In the Newbery honor book Homesick, Jean Fritz tells her story about growing up in Hankow China for the first fourteen years of her life. Born to American missionary parents, Jean longs to return to a country she has never visited. More than anything, she wants to meet her grandma, roller skate, and not have to sing "God Save the King" anymore at her British school.
The book offers a fascinating look into the world of mainland China in the 1920s. The book is alternately tender, funny, and heart-breaking. It reads like Little House on the Prairie: Asia edition.
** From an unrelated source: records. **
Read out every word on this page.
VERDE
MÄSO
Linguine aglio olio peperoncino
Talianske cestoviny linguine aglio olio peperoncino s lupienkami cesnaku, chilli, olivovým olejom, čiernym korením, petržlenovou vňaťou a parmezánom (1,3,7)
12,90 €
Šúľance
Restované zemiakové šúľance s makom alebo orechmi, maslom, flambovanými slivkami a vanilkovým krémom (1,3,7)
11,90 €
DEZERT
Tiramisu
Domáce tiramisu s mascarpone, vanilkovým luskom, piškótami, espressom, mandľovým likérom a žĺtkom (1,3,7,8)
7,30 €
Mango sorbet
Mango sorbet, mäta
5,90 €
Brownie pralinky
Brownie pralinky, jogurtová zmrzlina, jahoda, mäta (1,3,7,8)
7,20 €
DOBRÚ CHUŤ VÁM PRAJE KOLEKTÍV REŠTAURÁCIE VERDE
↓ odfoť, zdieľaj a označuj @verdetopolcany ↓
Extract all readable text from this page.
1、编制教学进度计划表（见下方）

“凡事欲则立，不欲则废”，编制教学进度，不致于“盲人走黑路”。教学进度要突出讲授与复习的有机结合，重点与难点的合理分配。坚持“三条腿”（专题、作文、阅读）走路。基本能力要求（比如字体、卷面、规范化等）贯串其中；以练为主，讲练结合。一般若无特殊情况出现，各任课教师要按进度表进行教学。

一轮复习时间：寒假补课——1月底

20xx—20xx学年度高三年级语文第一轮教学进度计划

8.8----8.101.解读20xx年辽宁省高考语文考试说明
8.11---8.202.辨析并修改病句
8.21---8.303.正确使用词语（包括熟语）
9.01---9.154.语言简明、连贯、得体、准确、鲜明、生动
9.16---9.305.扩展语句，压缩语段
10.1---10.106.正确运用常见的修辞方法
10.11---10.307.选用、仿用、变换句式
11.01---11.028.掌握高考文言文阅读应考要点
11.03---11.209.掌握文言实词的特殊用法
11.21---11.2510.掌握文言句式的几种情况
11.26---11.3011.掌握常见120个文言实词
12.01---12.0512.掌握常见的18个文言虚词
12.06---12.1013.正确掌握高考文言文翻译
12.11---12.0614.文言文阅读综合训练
It’s been particularly fun for us to read it as a family, because many of Jean’s experiences parallel what Julie’s Dad and his family would have experienced in China in the 1920s where his family also served as missionaries. Even though Julie’s dad Paul is twelve years younger than Jean and his family left when he was two, there are many similarities. Jean’s family spent their summers in Kuiling which is where Paul was born and lived. In fact, it’s quite possible that Paul was born in the same hospital in Kuiling in which Jean’s baby sister was born. It’s probable that the two families knew some of the same people.
If you are at all interested in reading up on China, Homesick would be a pretty good place to start. As a book written for young adults, it’s a quick read at 160 pages. Maybe you could even do it as a family read-aloud.